L'employeur. C'est lui qui dépose la demande d'autorisation de travail, en ligne, avant l'embauche — et avant l'entrée en France lorsque le salarié réside encore à l'étranger. L'autorisation de travail est une condition préalable à la délivrance du titre : sans elle, la carte « salarié » ou « travailleur temporaire » n'est pas délivrée.

Combien coûte un titre de séjour salarié ?+

350 € à la première délivrance : une taxe de 300 € et un droit de timbre de 50 €. Au renouvellement, la fiche officielle « salarié » retient un montant distinct de 250 € (taxe de 200 € et droit de timbre de 50 €). Un dépôt hors délai ajoute un droit de visa de régularisation de 180 €.

Comment passe-t-on à une carte pluriannuelle de 4 ans ?+

Au premier renouvellement de la carte « salarié », si l'activité se poursuit, une carte de séjour pluriannuelle valable 4 ans est délivrée.
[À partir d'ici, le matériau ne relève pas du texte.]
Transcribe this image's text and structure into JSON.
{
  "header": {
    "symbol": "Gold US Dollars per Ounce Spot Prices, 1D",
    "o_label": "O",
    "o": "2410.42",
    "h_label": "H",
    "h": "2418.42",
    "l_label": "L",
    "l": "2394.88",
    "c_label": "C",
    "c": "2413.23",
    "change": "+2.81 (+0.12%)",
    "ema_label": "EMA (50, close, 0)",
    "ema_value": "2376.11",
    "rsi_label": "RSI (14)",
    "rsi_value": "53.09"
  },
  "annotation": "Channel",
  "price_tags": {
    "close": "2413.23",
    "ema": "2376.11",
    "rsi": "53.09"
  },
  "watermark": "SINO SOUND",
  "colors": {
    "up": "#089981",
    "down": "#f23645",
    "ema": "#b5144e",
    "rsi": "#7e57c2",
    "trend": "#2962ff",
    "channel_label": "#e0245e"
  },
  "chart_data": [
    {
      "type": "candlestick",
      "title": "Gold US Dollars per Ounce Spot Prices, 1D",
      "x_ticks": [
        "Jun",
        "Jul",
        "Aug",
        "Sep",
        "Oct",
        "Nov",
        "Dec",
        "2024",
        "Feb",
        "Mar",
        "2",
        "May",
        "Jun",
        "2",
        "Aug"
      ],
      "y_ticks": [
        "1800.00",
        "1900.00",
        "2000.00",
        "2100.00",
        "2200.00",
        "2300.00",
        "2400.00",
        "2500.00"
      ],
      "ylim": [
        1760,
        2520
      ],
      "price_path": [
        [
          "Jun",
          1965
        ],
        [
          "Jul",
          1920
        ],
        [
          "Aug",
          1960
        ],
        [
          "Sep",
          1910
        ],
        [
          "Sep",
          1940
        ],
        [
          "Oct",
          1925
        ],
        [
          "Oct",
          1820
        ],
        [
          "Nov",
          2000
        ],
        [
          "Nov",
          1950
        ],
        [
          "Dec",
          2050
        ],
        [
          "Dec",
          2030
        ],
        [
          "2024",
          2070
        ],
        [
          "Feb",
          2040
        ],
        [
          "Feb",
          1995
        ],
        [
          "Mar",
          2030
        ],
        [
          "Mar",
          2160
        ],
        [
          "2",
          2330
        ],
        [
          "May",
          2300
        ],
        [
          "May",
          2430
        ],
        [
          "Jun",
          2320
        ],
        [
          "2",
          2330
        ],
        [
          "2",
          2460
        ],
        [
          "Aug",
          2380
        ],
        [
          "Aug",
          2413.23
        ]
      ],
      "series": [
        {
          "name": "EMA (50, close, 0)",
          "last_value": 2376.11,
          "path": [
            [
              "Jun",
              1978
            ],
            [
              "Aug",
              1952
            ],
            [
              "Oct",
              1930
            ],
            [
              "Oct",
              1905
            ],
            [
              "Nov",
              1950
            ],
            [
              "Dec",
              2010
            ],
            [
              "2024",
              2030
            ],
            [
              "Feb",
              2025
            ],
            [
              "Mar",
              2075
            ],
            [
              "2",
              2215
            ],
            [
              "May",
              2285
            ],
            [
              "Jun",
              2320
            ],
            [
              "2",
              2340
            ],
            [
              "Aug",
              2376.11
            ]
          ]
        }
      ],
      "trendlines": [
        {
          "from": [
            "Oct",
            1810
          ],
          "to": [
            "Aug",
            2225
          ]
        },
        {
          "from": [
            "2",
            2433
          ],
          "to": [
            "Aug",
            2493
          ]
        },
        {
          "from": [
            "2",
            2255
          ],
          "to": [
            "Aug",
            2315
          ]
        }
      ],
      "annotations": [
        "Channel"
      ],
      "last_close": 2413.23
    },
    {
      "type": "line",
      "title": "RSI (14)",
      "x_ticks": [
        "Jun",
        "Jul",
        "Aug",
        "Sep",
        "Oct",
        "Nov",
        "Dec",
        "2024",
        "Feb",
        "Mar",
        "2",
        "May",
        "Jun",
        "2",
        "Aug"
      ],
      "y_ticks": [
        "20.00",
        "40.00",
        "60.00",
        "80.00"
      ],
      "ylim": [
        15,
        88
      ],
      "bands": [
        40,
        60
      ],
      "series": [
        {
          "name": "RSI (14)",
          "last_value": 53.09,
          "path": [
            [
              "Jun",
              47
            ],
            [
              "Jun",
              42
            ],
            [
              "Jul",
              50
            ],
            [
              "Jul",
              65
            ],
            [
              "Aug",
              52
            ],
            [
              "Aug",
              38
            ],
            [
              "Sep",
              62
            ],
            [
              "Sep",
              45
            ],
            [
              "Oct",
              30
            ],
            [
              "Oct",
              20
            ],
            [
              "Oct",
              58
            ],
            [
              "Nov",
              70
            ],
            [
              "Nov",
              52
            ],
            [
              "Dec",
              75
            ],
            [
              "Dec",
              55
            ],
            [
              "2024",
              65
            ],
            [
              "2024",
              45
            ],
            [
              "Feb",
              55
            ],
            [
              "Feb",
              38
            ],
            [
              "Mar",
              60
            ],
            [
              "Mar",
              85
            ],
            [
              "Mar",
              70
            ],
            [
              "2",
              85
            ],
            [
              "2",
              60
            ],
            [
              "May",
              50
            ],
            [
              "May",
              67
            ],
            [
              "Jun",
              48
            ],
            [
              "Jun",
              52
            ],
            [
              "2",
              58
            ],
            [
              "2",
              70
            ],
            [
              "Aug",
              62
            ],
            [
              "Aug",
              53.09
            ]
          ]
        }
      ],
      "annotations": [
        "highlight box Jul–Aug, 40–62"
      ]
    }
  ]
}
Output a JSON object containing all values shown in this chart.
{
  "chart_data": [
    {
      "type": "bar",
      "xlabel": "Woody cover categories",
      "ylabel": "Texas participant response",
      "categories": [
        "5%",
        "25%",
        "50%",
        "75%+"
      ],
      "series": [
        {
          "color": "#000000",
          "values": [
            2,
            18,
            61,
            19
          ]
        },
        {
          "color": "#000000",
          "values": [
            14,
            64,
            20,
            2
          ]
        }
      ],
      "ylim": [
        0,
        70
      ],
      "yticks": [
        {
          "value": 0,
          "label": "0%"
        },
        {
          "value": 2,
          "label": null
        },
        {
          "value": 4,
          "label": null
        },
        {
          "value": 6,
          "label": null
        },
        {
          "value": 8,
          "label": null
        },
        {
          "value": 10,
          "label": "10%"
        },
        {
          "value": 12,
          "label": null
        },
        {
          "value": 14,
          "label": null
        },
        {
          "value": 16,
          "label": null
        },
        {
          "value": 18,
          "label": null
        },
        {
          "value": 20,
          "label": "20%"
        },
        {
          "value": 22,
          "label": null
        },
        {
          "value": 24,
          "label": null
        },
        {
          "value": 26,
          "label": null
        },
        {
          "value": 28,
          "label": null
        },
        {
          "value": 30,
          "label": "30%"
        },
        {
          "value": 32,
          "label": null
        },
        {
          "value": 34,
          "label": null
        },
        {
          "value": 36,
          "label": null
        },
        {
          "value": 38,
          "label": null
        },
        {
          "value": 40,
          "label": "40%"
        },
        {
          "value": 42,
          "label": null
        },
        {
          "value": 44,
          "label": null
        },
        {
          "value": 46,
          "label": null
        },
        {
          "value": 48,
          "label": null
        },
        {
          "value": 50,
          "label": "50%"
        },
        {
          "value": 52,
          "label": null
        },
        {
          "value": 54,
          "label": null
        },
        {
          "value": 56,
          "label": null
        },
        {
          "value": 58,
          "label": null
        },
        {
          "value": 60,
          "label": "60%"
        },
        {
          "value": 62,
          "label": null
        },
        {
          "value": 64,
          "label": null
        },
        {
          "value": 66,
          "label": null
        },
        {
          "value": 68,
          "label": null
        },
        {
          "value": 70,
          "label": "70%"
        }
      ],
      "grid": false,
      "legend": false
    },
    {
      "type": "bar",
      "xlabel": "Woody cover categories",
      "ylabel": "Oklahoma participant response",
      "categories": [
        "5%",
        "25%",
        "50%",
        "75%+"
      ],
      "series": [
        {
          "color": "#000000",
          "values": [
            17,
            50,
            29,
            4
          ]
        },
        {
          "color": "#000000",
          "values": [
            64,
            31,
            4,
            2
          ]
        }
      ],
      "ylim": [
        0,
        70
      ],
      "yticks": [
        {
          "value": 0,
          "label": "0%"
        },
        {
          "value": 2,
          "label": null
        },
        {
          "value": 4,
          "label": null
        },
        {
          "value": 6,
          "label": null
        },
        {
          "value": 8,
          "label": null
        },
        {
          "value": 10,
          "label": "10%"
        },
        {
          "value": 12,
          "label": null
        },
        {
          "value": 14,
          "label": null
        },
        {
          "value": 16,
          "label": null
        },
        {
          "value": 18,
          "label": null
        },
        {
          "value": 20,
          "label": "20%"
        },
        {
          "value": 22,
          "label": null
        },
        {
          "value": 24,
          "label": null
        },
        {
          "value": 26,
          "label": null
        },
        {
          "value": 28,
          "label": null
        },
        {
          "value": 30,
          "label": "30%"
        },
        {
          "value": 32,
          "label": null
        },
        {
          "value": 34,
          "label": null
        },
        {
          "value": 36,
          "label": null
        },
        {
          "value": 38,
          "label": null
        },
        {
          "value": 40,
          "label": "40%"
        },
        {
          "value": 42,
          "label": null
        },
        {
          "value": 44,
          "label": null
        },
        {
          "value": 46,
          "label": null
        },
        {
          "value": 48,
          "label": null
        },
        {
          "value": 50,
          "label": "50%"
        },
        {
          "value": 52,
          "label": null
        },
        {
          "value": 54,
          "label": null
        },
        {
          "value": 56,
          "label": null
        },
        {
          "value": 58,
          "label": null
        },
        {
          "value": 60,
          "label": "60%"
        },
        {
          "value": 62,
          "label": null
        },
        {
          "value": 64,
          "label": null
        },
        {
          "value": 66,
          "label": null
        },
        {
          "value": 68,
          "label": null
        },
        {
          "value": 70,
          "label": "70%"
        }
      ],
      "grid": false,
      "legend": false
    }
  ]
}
Elle suppose de justifier d'un niveau de français A2 et d'avoir réussi l'examen civique, mention « carte de séjour pluriannuelle », sauf si tu as plus de 65 ans.

Quand déposer la demande de renouvellement d'un titre salarié ?+

Dans la fenêtre commune à tous les titres : au plus tôt 4 mois et au plus tard 2 mois avant la fin de validité de la carte. C'est cette date de dépôt, et non la date du rendez-vous, qui conditionne la délivrance du document qui couvre le séjour pendant l'instruction.